RELATED: GlaxoSmithKline and Vir’s sotrovimab stands up to omicron despite other COVID antibodies falling short

After those lab tests, the U.S. government in December temporarily halted distribution of Lilly’s and Regeneron’s offerings. Although the two products are now shipping again, their ability to fight the now-dominant omicron remains questionable.

Demand naturally started to shift to Xevudy. Last week, the Biden administration signed a deal to buy 600,000 additional doses for distribution this quarter.

“We were on the phone with the U.S. government immediately, sharing the data, discussing what was possible from a supply perspective,” said Bart Murray, who leads GSK’s COVID operation in the U.S., as quoted by The Wall Street Journal.

Other countries have also been snagging supplies of Xevudy. A few days ago, Canada signed on for 20,000 doses. GSK also has agreements with Japan, U.K., Singapore, Australia and others. All told, 

GSK and Vir have said they expect to manufacture about 2 million doses globally in the first half of 2022.

RELATED: GSK, Vir file for emergency FDA authorization of intramuscular formulation of COVID-19 antibody

Before the new deal, GSK had delivered the 440,000 doses it agreed to supply to the U.S. in 2021. The government is still allocating that supply to healthcare facilities. The company now expects to start shipping the 600,000 doses in February and March, the spokesperson said. 

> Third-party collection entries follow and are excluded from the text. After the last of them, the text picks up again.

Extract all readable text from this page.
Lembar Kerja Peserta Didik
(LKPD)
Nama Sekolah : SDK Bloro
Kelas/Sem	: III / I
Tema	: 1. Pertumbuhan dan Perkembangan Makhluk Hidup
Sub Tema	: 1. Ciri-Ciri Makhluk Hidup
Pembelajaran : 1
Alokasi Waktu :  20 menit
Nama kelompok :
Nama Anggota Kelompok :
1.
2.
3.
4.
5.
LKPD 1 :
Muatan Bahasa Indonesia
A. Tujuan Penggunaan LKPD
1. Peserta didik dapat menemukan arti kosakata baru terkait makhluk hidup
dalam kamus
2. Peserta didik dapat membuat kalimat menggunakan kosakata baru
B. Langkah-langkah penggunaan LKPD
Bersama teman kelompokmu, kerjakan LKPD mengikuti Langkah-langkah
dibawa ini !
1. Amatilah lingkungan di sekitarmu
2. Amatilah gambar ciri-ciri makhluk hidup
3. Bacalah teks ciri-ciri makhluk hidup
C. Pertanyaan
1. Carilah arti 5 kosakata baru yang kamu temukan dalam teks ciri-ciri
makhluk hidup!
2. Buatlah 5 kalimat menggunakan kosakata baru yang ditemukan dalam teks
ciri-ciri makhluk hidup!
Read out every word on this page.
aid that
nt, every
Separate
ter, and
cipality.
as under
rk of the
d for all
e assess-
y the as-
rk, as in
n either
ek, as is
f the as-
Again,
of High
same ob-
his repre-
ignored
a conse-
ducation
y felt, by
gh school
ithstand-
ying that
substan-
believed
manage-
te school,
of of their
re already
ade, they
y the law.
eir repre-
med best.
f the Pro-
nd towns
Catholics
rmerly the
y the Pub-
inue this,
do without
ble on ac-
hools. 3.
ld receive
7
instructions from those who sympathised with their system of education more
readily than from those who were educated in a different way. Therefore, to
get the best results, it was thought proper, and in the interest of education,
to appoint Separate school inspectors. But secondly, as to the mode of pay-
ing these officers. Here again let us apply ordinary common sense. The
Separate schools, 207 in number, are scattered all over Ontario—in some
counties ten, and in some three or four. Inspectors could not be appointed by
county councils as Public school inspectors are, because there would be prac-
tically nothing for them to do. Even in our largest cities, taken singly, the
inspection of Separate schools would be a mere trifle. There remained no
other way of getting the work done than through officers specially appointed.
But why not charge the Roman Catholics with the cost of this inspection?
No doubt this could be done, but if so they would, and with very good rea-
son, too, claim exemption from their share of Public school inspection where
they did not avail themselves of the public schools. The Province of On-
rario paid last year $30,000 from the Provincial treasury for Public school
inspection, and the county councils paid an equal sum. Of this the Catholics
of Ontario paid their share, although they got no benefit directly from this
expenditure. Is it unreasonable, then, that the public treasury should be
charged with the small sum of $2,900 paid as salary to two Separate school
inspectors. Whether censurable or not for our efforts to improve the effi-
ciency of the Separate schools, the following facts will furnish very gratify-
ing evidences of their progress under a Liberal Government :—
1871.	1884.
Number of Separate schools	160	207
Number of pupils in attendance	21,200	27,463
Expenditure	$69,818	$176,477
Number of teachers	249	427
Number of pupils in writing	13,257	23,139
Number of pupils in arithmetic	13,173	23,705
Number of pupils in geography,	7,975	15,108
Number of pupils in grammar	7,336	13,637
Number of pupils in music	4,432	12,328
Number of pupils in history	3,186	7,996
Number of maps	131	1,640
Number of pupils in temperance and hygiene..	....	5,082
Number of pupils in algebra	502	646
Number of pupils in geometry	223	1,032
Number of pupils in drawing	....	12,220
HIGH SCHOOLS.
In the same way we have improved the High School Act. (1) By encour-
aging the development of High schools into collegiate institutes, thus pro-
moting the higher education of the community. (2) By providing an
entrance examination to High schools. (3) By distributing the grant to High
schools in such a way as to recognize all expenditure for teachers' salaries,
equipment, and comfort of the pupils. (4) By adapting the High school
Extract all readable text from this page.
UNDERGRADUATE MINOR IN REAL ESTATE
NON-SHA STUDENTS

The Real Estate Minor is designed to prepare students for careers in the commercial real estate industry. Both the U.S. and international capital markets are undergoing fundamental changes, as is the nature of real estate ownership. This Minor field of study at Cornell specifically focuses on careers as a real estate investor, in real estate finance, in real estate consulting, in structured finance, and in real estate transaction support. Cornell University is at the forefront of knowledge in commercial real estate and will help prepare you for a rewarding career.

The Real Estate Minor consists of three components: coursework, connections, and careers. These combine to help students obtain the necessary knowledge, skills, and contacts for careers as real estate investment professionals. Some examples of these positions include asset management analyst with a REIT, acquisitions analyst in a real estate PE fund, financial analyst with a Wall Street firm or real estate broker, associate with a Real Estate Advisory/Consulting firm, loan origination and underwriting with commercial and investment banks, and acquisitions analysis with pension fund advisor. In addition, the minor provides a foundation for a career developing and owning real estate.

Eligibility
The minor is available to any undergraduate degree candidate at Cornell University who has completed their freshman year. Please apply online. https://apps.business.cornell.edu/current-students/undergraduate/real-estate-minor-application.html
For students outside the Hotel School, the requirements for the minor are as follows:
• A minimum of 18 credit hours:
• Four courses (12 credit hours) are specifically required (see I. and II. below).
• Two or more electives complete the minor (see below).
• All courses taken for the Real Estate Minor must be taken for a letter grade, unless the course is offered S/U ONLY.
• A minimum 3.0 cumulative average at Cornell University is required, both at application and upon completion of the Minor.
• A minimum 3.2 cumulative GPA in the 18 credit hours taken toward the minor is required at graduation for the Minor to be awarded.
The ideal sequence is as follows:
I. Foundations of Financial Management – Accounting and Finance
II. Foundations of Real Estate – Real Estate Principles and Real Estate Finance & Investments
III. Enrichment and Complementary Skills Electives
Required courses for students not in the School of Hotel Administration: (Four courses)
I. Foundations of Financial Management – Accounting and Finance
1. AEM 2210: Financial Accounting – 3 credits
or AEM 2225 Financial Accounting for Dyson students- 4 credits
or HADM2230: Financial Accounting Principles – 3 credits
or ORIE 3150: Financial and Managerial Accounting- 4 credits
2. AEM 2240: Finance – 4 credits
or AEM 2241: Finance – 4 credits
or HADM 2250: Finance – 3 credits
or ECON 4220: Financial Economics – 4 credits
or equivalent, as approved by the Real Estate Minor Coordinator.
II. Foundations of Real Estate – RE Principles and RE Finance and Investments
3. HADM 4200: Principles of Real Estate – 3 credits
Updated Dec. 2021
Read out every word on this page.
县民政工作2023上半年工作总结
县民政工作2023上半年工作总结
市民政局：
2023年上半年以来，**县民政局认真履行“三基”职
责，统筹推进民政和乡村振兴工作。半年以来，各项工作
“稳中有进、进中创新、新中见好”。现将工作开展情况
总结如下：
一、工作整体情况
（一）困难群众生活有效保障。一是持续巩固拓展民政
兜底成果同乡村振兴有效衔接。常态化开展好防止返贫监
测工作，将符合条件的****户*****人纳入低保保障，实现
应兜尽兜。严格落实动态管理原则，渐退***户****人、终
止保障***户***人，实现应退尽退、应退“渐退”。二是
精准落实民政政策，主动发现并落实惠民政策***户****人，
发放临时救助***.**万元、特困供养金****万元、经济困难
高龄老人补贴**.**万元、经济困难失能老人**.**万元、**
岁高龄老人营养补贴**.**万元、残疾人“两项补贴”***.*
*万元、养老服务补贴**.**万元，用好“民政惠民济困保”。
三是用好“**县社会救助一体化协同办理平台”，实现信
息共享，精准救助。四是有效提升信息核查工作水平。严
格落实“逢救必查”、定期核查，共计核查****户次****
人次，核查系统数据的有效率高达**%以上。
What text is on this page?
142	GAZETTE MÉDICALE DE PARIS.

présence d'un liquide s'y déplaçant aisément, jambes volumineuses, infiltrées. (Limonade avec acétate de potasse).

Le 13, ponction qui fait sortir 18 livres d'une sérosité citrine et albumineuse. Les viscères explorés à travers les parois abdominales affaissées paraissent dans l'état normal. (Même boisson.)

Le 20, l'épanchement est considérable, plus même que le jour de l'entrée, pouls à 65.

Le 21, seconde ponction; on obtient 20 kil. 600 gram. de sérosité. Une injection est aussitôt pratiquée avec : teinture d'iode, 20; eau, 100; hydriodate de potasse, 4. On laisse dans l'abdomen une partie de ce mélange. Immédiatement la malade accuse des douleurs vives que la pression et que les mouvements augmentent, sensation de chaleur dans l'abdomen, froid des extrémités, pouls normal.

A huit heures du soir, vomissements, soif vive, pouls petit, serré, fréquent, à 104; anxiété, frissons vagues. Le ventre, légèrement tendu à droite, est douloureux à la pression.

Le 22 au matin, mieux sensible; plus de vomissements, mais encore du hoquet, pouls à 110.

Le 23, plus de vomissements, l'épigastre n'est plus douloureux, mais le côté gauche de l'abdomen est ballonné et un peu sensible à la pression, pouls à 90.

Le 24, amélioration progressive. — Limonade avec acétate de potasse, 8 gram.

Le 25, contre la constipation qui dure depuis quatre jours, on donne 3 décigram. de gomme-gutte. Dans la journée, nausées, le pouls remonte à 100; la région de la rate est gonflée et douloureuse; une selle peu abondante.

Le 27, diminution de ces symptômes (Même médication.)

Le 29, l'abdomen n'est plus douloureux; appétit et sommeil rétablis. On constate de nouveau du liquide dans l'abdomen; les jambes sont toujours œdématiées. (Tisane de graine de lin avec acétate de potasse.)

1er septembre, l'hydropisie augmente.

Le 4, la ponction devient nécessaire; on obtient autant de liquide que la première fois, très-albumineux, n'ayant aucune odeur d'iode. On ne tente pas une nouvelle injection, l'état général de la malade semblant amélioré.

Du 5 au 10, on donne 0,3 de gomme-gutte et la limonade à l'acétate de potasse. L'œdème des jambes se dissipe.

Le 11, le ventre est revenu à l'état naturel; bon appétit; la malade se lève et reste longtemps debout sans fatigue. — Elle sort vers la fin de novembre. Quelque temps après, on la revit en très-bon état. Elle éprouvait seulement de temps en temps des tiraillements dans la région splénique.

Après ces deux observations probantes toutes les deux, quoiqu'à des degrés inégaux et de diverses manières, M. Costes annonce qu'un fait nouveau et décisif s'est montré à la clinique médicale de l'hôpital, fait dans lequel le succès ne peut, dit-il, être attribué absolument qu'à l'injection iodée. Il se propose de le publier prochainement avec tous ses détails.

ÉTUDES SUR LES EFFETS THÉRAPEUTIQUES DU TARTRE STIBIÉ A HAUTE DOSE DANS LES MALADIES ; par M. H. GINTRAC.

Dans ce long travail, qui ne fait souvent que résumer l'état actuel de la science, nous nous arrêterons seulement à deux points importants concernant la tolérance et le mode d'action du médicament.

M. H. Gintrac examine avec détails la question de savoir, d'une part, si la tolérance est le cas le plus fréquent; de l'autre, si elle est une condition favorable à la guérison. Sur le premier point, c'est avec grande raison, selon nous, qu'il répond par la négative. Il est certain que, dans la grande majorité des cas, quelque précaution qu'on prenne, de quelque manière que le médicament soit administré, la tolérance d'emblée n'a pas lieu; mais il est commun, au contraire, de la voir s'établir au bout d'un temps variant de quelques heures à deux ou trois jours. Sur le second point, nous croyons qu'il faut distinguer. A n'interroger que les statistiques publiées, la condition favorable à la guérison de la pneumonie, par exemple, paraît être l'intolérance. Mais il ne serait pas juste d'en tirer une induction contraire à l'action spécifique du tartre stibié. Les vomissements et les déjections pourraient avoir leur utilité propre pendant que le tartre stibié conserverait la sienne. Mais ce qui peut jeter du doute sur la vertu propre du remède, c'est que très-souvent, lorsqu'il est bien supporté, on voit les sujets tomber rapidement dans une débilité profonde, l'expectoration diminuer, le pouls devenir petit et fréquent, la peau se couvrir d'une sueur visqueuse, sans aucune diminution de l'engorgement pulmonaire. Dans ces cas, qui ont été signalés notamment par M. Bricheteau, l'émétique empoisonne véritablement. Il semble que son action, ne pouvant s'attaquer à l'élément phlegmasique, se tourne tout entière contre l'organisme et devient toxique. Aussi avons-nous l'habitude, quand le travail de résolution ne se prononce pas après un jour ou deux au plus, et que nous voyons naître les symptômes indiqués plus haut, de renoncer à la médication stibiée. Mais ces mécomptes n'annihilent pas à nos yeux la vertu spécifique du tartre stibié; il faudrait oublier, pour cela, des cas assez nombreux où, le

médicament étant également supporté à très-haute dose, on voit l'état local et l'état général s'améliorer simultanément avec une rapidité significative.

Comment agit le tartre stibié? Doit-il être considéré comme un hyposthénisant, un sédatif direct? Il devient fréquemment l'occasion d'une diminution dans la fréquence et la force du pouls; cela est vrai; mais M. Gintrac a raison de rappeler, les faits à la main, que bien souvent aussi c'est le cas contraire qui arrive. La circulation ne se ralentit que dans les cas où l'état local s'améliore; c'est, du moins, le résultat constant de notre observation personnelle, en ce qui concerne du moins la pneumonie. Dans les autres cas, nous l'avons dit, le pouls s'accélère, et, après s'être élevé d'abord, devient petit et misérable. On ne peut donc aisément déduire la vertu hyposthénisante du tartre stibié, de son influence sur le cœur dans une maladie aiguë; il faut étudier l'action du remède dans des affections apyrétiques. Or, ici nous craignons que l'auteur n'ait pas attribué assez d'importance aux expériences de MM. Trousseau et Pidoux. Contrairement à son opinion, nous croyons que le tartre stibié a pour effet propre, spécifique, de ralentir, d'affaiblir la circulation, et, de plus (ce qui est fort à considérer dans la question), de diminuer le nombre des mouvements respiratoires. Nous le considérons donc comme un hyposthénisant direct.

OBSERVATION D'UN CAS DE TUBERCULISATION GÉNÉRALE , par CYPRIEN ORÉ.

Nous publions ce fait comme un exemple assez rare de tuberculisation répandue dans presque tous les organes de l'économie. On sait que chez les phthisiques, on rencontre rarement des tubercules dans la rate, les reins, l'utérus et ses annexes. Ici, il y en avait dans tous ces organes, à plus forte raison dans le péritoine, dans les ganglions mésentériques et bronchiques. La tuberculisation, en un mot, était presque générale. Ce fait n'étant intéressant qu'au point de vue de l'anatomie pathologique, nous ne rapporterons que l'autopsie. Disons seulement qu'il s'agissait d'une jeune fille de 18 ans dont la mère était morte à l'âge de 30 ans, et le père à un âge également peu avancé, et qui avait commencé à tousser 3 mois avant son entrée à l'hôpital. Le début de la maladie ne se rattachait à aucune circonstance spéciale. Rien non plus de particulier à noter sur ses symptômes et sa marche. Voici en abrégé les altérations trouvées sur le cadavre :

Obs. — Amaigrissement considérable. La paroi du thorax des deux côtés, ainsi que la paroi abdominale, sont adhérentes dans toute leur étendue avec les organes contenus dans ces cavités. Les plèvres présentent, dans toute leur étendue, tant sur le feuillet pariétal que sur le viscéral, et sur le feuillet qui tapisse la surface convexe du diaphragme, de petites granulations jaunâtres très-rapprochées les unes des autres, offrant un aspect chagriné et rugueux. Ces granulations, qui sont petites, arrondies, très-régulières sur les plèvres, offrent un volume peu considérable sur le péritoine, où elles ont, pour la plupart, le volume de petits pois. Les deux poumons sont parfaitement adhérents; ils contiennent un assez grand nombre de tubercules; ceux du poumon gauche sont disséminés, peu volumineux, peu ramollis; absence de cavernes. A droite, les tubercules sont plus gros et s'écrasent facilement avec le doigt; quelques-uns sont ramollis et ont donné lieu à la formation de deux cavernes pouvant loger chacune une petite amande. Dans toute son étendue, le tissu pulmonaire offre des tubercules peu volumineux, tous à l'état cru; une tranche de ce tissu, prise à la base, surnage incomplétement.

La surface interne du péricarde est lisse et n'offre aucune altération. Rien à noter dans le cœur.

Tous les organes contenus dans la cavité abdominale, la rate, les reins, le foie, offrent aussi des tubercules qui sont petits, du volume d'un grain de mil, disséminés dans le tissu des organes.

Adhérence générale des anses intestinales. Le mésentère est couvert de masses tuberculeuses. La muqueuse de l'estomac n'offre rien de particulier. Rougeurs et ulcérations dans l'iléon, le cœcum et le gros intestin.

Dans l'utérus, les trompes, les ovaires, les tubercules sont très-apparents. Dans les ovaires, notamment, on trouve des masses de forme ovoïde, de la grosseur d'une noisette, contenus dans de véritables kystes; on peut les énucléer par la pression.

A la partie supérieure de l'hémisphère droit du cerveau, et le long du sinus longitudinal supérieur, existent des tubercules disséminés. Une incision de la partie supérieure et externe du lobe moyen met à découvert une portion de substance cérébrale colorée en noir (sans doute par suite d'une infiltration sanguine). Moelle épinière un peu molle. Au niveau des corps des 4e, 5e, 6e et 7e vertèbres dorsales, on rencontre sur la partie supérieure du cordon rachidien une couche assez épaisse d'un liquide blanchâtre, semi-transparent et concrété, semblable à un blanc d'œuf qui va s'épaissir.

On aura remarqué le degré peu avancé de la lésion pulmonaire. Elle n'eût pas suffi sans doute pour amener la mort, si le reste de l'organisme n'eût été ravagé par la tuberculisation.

Both Regeneron and Eli Lilly have started developing new antibody treatments that could neutralize omicron.

Meanwhile, China’s Brii Biosciences is seeking an FDA green light for its antibody combo of amubarvimab and romlusevimab, which won Chinese approval in December. The company recently said its cocktail also held up against omicron. The U.S. doesn’t yet have any supply agreement with Brii.